6 marzo 1460

Viene promulgata una legge nella quale, tra l'altro, si legge che il salario minimo di un calafato dell'Arsenale è di cinquantatré ducati d'oro e mezzo l'anno. Nella seconda metà del XV secolo la situazione non appariva più così favorevole alla manodopera veneziana. La concorrenza degli altri cantieri dislocati nell'Adriatico, coniugata forse a una temporanea caduta della domanda, aveva ridato forza agli armatori privati, i quali offrivano delle mercedi così basse da indurre i calafati a chiedere alle magistrature cittadine "un giusto prezzo" per il loro lavoro. Veniva così fissato un salario minimo garantito (32 o 22 soldi di piccoli a seconda delle stagioni lavorative. D'altro canto le esigenze crescenti della flotta militare, che non poteva accontentarsi di un'organizzazione del lavoro permanentemente instabile, spinsero verso la redazione di un libro delle maestranze ordinarie, nell'ambito delle quali i marangoni,calafati e remeri sarebbero stati registrati di diritto. A partire da questo momento essi avrebbero avuto il diritto di lavorare nei cantieri in qualsiasi momento, anche quando fossero divenuti troppo vecchi o incapaci di fare qualcosa di veramente utile. L'iscrizione a quello che sarebbe divenuto quasi il Libro d'oro degli arsenalotti concedeva il diritto di presentarsi al mattino e, in caso di mancanza di lavoro, recarsi altrove, magari in qualche cantiere privato, e svolgervi una qualche altra attività meglio retribuita.


6 marzo 1853

Alla Fenice la prima assoluta di Verdi "La Traviata".Su libretto di Francesco Maria Piave, tratto dal celebre e contemporaneo “la Signora delle Camelie” di Alexandre Dumas, fu un fiasco memorabile, soprattutto se paragonato all’enorme successo che avrebbe avuto in seguito quest’opera.
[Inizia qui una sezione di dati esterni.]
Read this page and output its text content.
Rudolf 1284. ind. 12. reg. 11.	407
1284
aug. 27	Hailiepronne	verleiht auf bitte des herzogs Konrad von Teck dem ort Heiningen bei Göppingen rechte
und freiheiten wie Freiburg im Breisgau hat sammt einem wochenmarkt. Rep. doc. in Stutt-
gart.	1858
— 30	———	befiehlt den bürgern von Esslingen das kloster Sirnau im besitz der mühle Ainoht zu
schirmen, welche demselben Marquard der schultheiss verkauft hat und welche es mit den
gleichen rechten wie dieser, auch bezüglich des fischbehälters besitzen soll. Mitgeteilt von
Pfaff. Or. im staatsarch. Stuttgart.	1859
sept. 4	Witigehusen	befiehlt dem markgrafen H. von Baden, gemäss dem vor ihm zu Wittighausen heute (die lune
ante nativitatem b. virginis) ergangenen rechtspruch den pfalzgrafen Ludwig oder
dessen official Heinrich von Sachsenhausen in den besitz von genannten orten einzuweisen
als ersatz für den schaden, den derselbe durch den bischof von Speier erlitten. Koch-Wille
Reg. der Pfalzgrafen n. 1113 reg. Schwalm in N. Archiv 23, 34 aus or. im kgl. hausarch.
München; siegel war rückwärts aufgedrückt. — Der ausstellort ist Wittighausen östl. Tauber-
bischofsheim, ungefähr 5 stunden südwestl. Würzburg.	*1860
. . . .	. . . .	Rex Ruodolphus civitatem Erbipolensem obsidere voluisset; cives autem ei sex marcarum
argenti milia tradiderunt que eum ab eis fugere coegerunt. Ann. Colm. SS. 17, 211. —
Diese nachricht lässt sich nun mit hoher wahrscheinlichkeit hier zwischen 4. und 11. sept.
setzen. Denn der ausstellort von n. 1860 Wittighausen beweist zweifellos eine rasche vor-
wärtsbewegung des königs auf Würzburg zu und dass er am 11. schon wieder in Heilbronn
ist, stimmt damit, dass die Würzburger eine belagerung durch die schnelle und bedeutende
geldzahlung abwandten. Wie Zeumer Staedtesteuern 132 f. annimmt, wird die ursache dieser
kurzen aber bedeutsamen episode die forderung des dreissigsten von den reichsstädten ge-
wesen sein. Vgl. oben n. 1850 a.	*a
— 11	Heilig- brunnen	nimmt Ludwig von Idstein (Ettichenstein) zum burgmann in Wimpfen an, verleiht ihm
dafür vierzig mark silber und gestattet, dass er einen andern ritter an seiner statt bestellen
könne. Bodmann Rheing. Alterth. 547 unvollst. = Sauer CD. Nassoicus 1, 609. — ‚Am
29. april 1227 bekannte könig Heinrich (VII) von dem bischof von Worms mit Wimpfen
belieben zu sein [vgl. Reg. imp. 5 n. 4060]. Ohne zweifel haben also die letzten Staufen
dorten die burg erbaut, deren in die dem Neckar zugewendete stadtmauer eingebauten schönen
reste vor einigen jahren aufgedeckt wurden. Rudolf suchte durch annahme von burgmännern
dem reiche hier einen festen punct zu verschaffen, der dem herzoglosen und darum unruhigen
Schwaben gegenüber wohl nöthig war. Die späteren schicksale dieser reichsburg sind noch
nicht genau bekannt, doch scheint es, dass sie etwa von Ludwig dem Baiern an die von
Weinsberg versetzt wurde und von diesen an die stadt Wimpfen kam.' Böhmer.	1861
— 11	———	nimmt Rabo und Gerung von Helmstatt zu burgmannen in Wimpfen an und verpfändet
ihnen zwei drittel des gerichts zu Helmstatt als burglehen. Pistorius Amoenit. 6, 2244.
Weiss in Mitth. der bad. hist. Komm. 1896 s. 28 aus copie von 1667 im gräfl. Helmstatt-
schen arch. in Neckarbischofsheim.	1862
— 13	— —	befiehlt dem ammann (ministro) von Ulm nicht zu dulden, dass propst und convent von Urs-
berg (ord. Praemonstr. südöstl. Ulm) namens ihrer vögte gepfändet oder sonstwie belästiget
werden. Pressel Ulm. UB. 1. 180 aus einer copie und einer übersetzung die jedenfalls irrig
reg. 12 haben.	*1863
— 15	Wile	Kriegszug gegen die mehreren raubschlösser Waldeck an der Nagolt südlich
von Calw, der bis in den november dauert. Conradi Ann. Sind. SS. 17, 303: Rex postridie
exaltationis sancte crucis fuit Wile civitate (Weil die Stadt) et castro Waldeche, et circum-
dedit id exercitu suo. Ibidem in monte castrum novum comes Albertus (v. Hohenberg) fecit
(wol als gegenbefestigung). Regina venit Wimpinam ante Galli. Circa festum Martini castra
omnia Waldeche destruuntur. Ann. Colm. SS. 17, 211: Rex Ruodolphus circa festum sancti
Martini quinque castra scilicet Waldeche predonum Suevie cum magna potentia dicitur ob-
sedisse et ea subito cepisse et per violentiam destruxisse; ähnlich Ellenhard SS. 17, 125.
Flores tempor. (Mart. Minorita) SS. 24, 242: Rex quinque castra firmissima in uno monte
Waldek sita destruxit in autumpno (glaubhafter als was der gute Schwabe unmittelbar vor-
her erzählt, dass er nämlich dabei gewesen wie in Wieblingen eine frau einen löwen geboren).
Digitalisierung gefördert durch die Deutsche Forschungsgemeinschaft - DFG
Verdi non si scompose, come si può vedere da ciò che scrive il giorno seguente in una lettera: “La traviata, ieri sera, fiasco. La colpa è mia o dei cantanti? Il tempo giudicherà”. In effetti, la scelta dei cantanti non fu delle più felici. Il ruolo della protagonista fu affidato a Fanny Salvini Donatelli, anche se Verdi aveva espresso parere contrario: era di età troppo avanzata per quel ruolo, non sarebbe stata credibile; per quella parte era più adatta “una donna di prima forza” ma per ragioni contrattuali non si poteva fare altrimenti e a Verdi toccò arrendersi. Fanny Salvini Donatelli vocalmente si dimostrò all’altezza del ruolo ma non lo interpretava in modo realistico e, come previsto, il suo fisico non era adatto alla parte: troppo in carne per rappresentare la malata e morente Violetta; il pubblico rise. Il baritono Felice Varesi non dette il meglio di sé, forse anche perché era deluso dal fatto di avere poco da cantare in confronto ad altre opere. Per l’inadeguatezza degli interpreti, per la novità della forma e per il soggetto scabroso, il pubblico reagì con i fischi. Le rappresentazioni successive furono accolte già meglio; intanto Verdi calcava la mano sull’insuccesso per far sì che in futuro le sue opere non fossero più distribuite senza la sua supervisione e senza la sua approvazione. Dopo circa un anno, Verdi rielaborò alcune parti della Traviata (piccole modifiche di stile), e quando, il 6 marzo 1954, la Traviata viene messa in scena di nuovo a Venezia al Teatro San Benedetto , il pubblico la accoglie con fragorosi applausi. È un vero e proprio trionfo. Da allora La traviata fu rappresentata ovunque, in Italia e nel mondo, riscuotendo grande successo. Solo a partire dal 1906 cadde l’usanza di ambientarla nel Settecento e si cominciò a rappresentarla con scene e costumi del 1850, rispettando l’originaria concezione dell’autore. Tutt’ora La traviata è una delle opere più rappresentate al mondo.